Ready, steady, go!
It's time to find out who the top 50 participants to compete in the Final Round of Russian Code Cup 2017 are. We invite everyone qualified to take part in the Elimination Round this Sunday, May 14, 2017 at 13-00 Moscow Time. Round length is 2 hours. We invite you to russiancodecup.ru, and wish you good luck!
T-shirts?
Top 200
When you are one of the few people (3 to be exact) who solved F and you didn't get a T-shirt, because you forgot that in Russian Code Cup all problems are worth the same :')
What's the intended solution for E? priority_queue for getting subarrays and binary search + hash for merging sequences get TL.
There is a solution for n^2log. You check symbols one by one for nlogn and also keep in mind dp[x] = min{y, you could have finished known prefix with x-prefix of a and y-prefix of b}.
So, you don't fix the number of elements chosen from each array?
No, you just have not to get position (0,y) or (x,0) at the end (to make both subsequences not empty).
I used min segment tree for creating subsequences and O(N * log(N)) suffix array to merge them and it passed.
We just construe answer one by one and for each position in either array keep track of minimal position in the other array such that we can construe prefix of answer we have so far from corresponding prefixes of arrays
My solution is O(N2), but it didn't pass test 9 because of the corner case.
I greedily construct the answer one by one. I store the set of pairs of prefixes of a and b I used to construct the answer up till now. It has size O(N), because for each prefix of a we're only interested in the shortest prefix of b.
For the given pair of prefixes, we can take any element, after which there's enough elements to construct the rest. We need the smallest, so we can take RMQ over the next allowed elements in O(1) for each pair, and find minimum over the pairs.
Now, we need to advance the prefixes to reach the chosen element. To do that, we can just construct arrays of pointers to the next occurrence of this element in both arrays in O(N + M).
Got WA#9 in problem E because missed the fact that both subsequences must be non-empty...
Same. Quite atificial condition that we can get rid of just by adding following to the end:
Is the final round online?
Yes.
What is solution for D?
Just count for every vertex v, number of pairs (u1<u2) ui!=v, such that Ang(u1-v-u2) < 90. Then you just need to subtract 2 * binom_coef(n,3).

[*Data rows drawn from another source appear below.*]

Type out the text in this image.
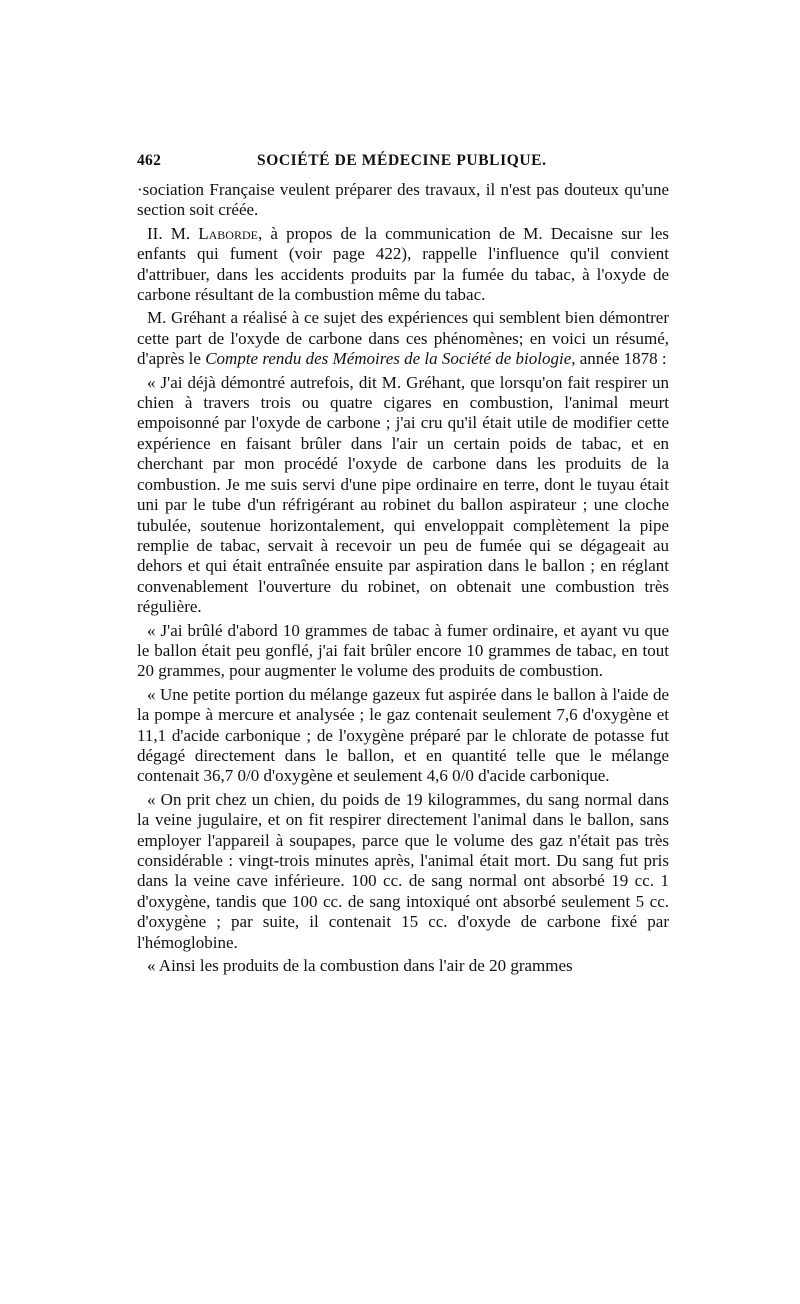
462	SOCIÉTÉ DE MÉDECINE PUBLIQUE.

·sociation Française veulent préparer des travaux, il n'est pas douteux qu'une section soit créée.

II. M. Laborde, à propos de la communication de M. Decaisne sur les enfants qui fument (voir page 422), rappelle l'influence qu'il convient d'attribuer, dans les accidents produits par la fumée du tabac, à l'oxyde de carbone résultant de la combustion même du tabac.

M. Gréhant a réalisé à ce sujet des expériences qui semblent bien démontrer cette part de l'oxyde de carbone dans ces phénomènes; en voici un résumé, d'après le Compte rendu des Mémoires de la Société de biologie, année 1878 :

« J'ai déjà démontré autrefois, dit M. Gréhant, que lorsqu'on fait respirer un chien à travers trois ou quatre cigares en combustion, l'animal meurt empoisonné par l'oxyde de carbone ; j'ai cru qu'il était utile de modifier cette expérience en faisant brûler dans l'air un certain poids de tabac, et en cherchant par mon procédé l'oxyde de carbone dans les produits de la combustion. Je me suis servi d'une pipe ordinaire en terre, dont le tuyau était uni par le tube d'un réfrigérant au robinet du ballon aspirateur ; une cloche tubulée, soutenue horizontalement, qui enveloppait complètement la pipe remplie de tabac, servait à recevoir un peu de fumée qui se dégageait au dehors et qui était entraînée ensuite par aspiration dans le ballon ; en réglant convenablement l'ouverture du robinet, on obtenait une combustion très régulière.

« J'ai brûlé d'abord 10 grammes de tabac à fumer ordinaire, et ayant vu que le ballon était peu gonflé, j'ai fait brûler encore 10 grammes de tabac, en tout 20 grammes, pour augmenter le volume des produits de combustion.

« Une petite portion du mélange gazeux fut aspirée dans le ballon à l'aide de la pompe à mercure et analysée ; le gaz contenait seulement 7,6 d'oxygène et 11,1 d'acide carbonique ; de l'oxygène préparé par le chlorate de potasse fut dégagé directement dans le ballon, et en quantité telle que le mélange contenait 36,7 0/0 d'oxygène et seulement 4,6 0/0 d'acide carbonique.

« On prit chez un chien, du poids de 19 kilogrammes, du sang normal dans la veine jugulaire, et on fit respirer directement l'animal dans le ballon, sans employer l'appareil à soupapes, parce que le volume des gaz n'était pas très considérable : vingt-trois minutes après, l'animal était mort. Du sang fut pris dans la veine cave inférieure. 100 cc. de sang normal ont absorbé 19 cc. 1 d'oxygène, tandis que 100 cc. de sang intoxiqué ont absorbé seulement 5 cc. d'oxygène ; par suite, il contenait 15 cc. d'oxyde de carbone fixé par l'hémoglobine.

« Ainsi les produits de la combustion dans l'air de 20 grammes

How to use the checker for problem C on my computer ?
You can try DFS, you just need hash table to check point exists or not and same for visited.
I mean how can I use the checker to check my solution on my computer. I don't see a main function in the checker, and I see a lot of "import ..." that I've never seen before.
Sorry for my inexperience with Java.
Will there be a place to submit solutions after the contest?
vovuh, already mentioned that Codeforces have internal error which not allow add problems to gym. They will be added after problem will be resolved.
Sorry for long delay, contest has been added (finally!) to gyms: 2017 Russian Code Cup (RCC 17), Elimination Round
Thank you!
To RussianCodeCup: I still don't know why I got TLE for E during the contest. My submission is #27152353 of http://codeforces.net/gym/101397/status/E, and it's much faster (2027ms) than genomes_iz_2modules.cpp (2870ms). Is it possible that my code works very slowly on RCC's server?
I got the answer from I_love_natalia. It seems memory allocator/deallocator are slow on RCC. I guess my solution was slow because I used too much vectors/priority_queues.